I have to point out though, I'm so VERY excited that Ryan Vona is staring in this cast. Not to sound too creepy, but I've been a fan of this kid since he was in hischool and I think it's so freaking cool that he's staring in a Broadway show now. I expect/hope we see lots more amazing work from this guy in the years to come!
I'm just gonna say it. I like cats. I know that nobody else does, but I think it's fun. That being said, I maintain that there's no point reviving something unless you do something different with it. And I see absolutely no evidence that they're doing anything remotely different with this show. The costumes were almost identical to the movie (except Grizabella), the choreography (from Hamilton's Andy Blankenbuehler) was hardly distinguishable from the original, and Grizabella was the only character they seemed to do anything remotely different with. Now, I'm not saying it's a bad performance, I thought they did excellent and I would love to watch the show. But I can't say that it belongs on Broadway, and this performance kind of confirms that.

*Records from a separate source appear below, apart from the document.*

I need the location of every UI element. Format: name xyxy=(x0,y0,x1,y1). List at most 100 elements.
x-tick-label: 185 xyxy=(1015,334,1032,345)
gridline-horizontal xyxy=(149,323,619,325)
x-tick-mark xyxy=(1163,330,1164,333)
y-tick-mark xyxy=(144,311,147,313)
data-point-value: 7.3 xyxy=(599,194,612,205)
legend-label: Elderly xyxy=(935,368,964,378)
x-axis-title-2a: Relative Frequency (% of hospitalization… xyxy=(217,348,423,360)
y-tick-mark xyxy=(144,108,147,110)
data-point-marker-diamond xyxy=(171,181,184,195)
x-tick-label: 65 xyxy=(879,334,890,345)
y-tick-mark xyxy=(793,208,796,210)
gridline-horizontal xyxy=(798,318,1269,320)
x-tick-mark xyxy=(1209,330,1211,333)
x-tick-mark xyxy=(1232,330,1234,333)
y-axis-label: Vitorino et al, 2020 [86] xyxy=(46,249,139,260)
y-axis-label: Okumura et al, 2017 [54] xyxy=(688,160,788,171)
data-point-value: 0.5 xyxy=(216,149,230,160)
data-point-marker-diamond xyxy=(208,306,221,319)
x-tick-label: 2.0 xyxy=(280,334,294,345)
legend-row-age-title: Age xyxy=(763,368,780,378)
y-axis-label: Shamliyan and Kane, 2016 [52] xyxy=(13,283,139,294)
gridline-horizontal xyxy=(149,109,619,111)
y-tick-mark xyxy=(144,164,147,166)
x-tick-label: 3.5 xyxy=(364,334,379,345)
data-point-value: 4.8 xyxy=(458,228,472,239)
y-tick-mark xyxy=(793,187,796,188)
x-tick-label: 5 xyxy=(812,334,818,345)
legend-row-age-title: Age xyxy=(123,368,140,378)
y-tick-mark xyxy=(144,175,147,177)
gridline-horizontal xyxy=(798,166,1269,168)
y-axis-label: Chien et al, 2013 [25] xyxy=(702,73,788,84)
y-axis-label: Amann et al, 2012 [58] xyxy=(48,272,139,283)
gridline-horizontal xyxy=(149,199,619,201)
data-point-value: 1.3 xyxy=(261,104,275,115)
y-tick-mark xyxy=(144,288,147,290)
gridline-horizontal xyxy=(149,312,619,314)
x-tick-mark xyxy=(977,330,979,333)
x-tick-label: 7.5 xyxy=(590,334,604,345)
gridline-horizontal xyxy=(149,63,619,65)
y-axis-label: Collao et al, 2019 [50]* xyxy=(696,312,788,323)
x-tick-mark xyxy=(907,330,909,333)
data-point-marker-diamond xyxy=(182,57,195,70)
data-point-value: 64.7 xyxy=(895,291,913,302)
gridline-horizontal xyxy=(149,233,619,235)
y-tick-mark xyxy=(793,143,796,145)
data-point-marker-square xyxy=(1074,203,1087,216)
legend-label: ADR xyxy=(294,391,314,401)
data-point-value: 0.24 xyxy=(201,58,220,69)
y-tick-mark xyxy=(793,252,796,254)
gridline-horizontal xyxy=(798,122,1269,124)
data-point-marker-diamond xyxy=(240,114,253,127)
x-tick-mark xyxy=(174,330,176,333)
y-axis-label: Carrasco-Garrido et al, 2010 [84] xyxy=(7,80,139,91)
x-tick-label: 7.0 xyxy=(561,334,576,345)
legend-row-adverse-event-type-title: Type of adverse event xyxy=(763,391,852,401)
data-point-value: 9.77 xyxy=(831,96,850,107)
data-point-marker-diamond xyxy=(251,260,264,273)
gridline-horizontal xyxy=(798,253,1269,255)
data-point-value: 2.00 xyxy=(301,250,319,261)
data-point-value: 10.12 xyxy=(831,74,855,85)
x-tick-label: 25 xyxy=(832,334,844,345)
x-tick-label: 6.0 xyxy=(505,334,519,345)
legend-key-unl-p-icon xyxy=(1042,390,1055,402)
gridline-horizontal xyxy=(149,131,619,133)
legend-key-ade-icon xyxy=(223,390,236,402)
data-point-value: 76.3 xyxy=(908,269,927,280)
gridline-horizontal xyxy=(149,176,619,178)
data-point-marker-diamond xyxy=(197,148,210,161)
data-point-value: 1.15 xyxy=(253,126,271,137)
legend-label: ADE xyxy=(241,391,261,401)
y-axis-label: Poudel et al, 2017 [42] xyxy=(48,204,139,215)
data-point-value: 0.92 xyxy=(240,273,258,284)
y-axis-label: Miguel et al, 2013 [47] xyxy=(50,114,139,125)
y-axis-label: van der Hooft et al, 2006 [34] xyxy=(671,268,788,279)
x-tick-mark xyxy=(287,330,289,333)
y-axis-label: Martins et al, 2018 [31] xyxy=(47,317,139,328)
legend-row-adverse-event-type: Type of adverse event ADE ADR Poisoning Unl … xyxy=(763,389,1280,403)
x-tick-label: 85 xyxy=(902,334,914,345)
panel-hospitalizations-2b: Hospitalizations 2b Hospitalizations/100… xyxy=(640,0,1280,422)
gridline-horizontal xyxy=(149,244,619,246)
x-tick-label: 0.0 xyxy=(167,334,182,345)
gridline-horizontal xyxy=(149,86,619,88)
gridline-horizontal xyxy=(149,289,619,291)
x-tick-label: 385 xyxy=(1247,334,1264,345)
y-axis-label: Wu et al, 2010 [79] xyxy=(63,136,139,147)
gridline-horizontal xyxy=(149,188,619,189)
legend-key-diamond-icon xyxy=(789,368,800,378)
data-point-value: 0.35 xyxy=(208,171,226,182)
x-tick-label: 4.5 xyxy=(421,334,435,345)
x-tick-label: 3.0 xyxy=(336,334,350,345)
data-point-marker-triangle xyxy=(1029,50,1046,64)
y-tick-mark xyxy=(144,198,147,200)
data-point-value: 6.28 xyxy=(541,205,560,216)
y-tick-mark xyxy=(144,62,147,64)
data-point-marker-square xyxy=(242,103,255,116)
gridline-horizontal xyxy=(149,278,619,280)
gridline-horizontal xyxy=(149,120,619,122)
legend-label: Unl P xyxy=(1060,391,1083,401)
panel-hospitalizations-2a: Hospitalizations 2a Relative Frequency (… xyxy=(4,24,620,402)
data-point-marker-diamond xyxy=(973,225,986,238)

I'll be honest, I forgot Waitress opened this year. It was such a staple at this year's Tony Awards, I kind of thought it was last year. That being said, I am a fan of the show, and I'm also a fan of this performance. I appreciate their not starting with "Opening Up" (which I've seen on every morning talkshow on television). The other song did a nice job of showing the softer side of the show and I think effectively contrasted the closing number they ended with. I do have to say, it was a little weird not seeing Keala Settle, Kikimo Glen, or Christopher Fitzgerald in the show...but aside from that, nothing negative to say. They were great!!!
So I remember watching the old Bing Crosby/Fred Astaire movie years ago, and so I was excited to see it come to Broadway. By bringing in Bryce Pinkham and Corbin Blu, they latched on to the idea of bringing in big stars to jazz up a possibly out of date show. I'm still thinking that this is going to be a fairly average show, but I thought their Parade performance was solid. Unfortunately, here in Georgia, the footage skipped and cut out (I almost missed Bryce Pinkham juggling!) but aside from that I enjoyed it all! I had seen this particular song before and it was a great choice! The dancing is the show's strong point and the jump rope tap dance is probably the coolest thing they do in the show. Unfortunately, the jump rope bit did kind of make it obvious that the song was pre-recorded, but that's unavoidable. All in all, it's still not my kind of show, but this was a great performance and I hope it has a healthy run on the great white way!